County supervisors are expected to vote on a resolution formally opposing a 1-cent sales tax increase, which has been proposed as one option to shore up the region’s struggling Metrorail system.
A report by a technical panel of the Metropolitan Washington Council of Governments recommended the regional sales tax—imposed on all counties and cities served by Metro—to create a new revenue stream needed by the Washington Metropolitan Area Transit Authority to finance $15.6 billion in capital and maintenance needs over the next 10 years. The tax hike would be expected to generate $650 million annually.
The proposal has generated little enthusiasm, especially in Virginia where consumers would be picking up about half of the tab.
Early critic Supervisor Matthew F. Letourneau (R-Dulles), who serves as MWCOG’s vice chairman, dismissed the proposal as dead on arrival. In his constituent newsletter in May, he wrote, “Quite frankly, the chances of the General Assembly approving such a tax, and then each locality adopting it, are virtually zero.”
The Council of Governments report estimates that under a sale tax funding model, Northern Virginia alone would pick up about half the cost of Metro, with Maryland the District of Columbia splitting the rest. Loudoun would generate 10 percent of Metro tax revenue, despite having only three stops, currently under construction. The District of Columbia would contribute only 22.8 percent—less than Fairfax County at 27.6 percent.
Supervisor Geary M. Higgins (R-Catoctin) introduced a resolution that would make plain Loudoun’s position.

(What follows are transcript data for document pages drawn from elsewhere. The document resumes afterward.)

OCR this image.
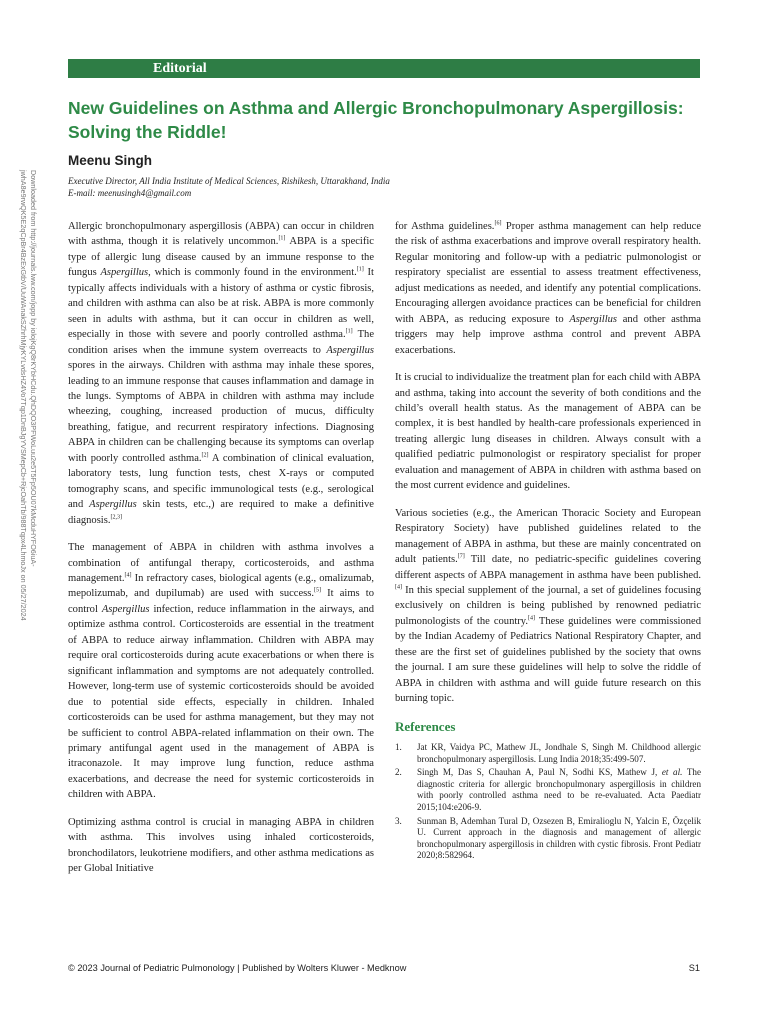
Editorial
New Guidelines on Asthma and Allergic Bronchopulmonary Aspergillosis: Solving the Riddle!
Meenu Singh
Executive Director, All India Institute of Medical Sciences, Rishikesh, Uttarakhand, India
E-mail: meenusingh4@gmail.com
Downloaded from http://journals.lww.com/jopp by iolojKgQ8rKYbHCdu.QhDQO3PFWoLuu2e5T5Fp5OU07kMcduHYFO6iuA-jwhA8e9rwQK5E2qCpBr4BzExGtbV/UuWAnakSZhrhMjyKYLvdsHZ4Vo7Tqp1DnBJgYVSMepCb+RjcOahTb/988Tqpx4LhmoJx on 05/27/2024	Allergic bronchopulmonary aspergillosis (ABPA) can occur in children with asthma, though it is relatively uncommon.[1] ABPA is a specific type of allergic lung disease caused by an immune response to the fungus Aspergillus, which is commonly found in the environment.[1] It typically affects individuals with a history of asthma or cystic fibrosis, and children with asthma can also be at risk. ABPA is more commonly seen in adults with asthma, but it can occur in children as well, especially in those with severe and poorly controlled asthma.[1] The condition arises when the immune system overreacts to Aspergillus spores in the airways. Children with asthma may inhale these spores, leading to an immune response that causes inflammation and damage in the lungs. Symptoms of ABPA in children with asthma may include wheezing, coughing, increased production of mucus, difficulty breathing, fatigue, and recurrent respiratory infections. Diagnosing ABPA in children can be challenging because its symptoms can overlap with poorly controlled asthma.[2] A combination of clinical evaluation, laboratory tests, lung function tests, chest X-rays or computed tomography scans, and specific immunological tests (e.g., serological and Aspergillus skin tests, etc.,) are required to make a definitive diagnosis.[2,3]

The management of ABPA in children with asthma involves a combination of antifungal therapy, corticosteroids, and asthma management.[4] In refractory cases, biological agents (e.g., omalizumab, mepolizumab, and dupilumab) are used with success.[5] It aims to control Aspergillus infection, reduce inflammation in the airways, and optimize asthma control. Corticosteroids are essential in the treatment of ABPA to reduce airway inflammation. Children with ABPA may require oral corticosteroids during acute exacerbations or when there is significant inflammation and symptoms are not adequately controlled. However, long-term use of systemic corticosteroids should be avoided due to potential side effects, especially in children. Inhaled corticosteroids can be used for asthma management, but they may not be sufficient to control ABPA-related inflammation on their own. The primary antifungal agent used in the management of ABPA is itraconazole. It may improve lung function, reduce asthma exacerbations, and decrease the need for systemic corticosteroids in children with ABPA.

Optimizing asthma control is crucial in managing ABPA in children with asthma. This involves using inhaled corticosteroids, bronchodilators, leukotriene modifiers, and other asthma medications as per Global Initiative

for Asthma guidelines.[6] Proper asthma management can help reduce the risk of asthma exacerbations and improve overall respiratory health. Regular monitoring and follow-up with a pediatric pulmonologist or respiratory specialist are essential to assess treatment effectiveness, adjust medications as needed, and identify any potential complications. Encouraging allergen avoidance practices can be beneficial for children with ABPA, as reducing exposure to Aspergillus and other asthma triggers may help improve asthma control and prevent ABPA exacerbations.

It is crucial to individualize the treatment plan for each child with ABPA and asthma, taking into account the severity of both conditions and the child’s overall health status. As the management of ABPA can be complex, it is best handled by health-care professionals experienced in treating allergic lung diseases in children. Always consult with a qualified pediatric pulmonologist or respiratory specialist for proper evaluation and management of ABPA in children with asthma based on the most current evidence and guidelines.

Various societies (e.g., the American Thoracic Society and European Respiratory Society) have published guidelines related to the management of ABPA in asthma, but these are mainly concentrated on adult patients.[7] Till date, no pediatric-specific guidelines covering different aspects of ABPA management in asthma have been published.[4] In this special supplement of the journal, a set of guidelines focusing exclusively on children is being published by renowned pediatric pulmonologists of the country.[4] These guidelines were commissioned by the Indian Academy of Pediatrics National Respiratory Chapter, and these are the first set of guidelines published by the society that owns the journal. I am sure these guidelines will help to solve the riddle of ABPA in children with asthma and will guide future research on this burning topic.

References
1. Jat KR, Vaidya PC, Mathew JL, Jondhale S, Singh M. Childhood allergic bronchopulmonary aspergillosis. Lung India 2018;35:499-507.
2. Singh M, Das S, Chauhan A, Paul N, Sodhi KS, Mathew J, et al. The diagnostic criteria for allergic bronchopulmonary aspergillosis in children with poorly controlled asthma need to be re-evaluated. Acta Paediatr 2015;104:e206-9.
3. Sunman B, Ademhan Tural D, Ozsezen B, Emiralioglu N, Yalcin E, Özçelik U. Current approach in the diagnosis and management of allergic bronchopulmonary aspergillosis in children with cystic fibrosis. Front Pediatr 2020;8:582964.
© 2023 Journal of Pediatric Pulmonology | Published by Wolters Kluwer - Medknow	S1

The resolution cites the significant taxes Loudouners already pay for transportation—including a 2.1 percent Northern Virginia gas tax, a 1-cent higher sales tax rate to fund Northern Transportation Authority projects, and high tolls along the Dulles Greenway. Loudoun residents already face some of the highest property values and tax rates in the region and the state.
The resolution appeared on the board’s June 22 agenda, but Higgins asked to delay the vote in view of the board’s long meeting that night. The board is expected to vote on the issue July 20.
This article was updated July 5 at 6:54 p.m. to correct an error about the date of the expected vote.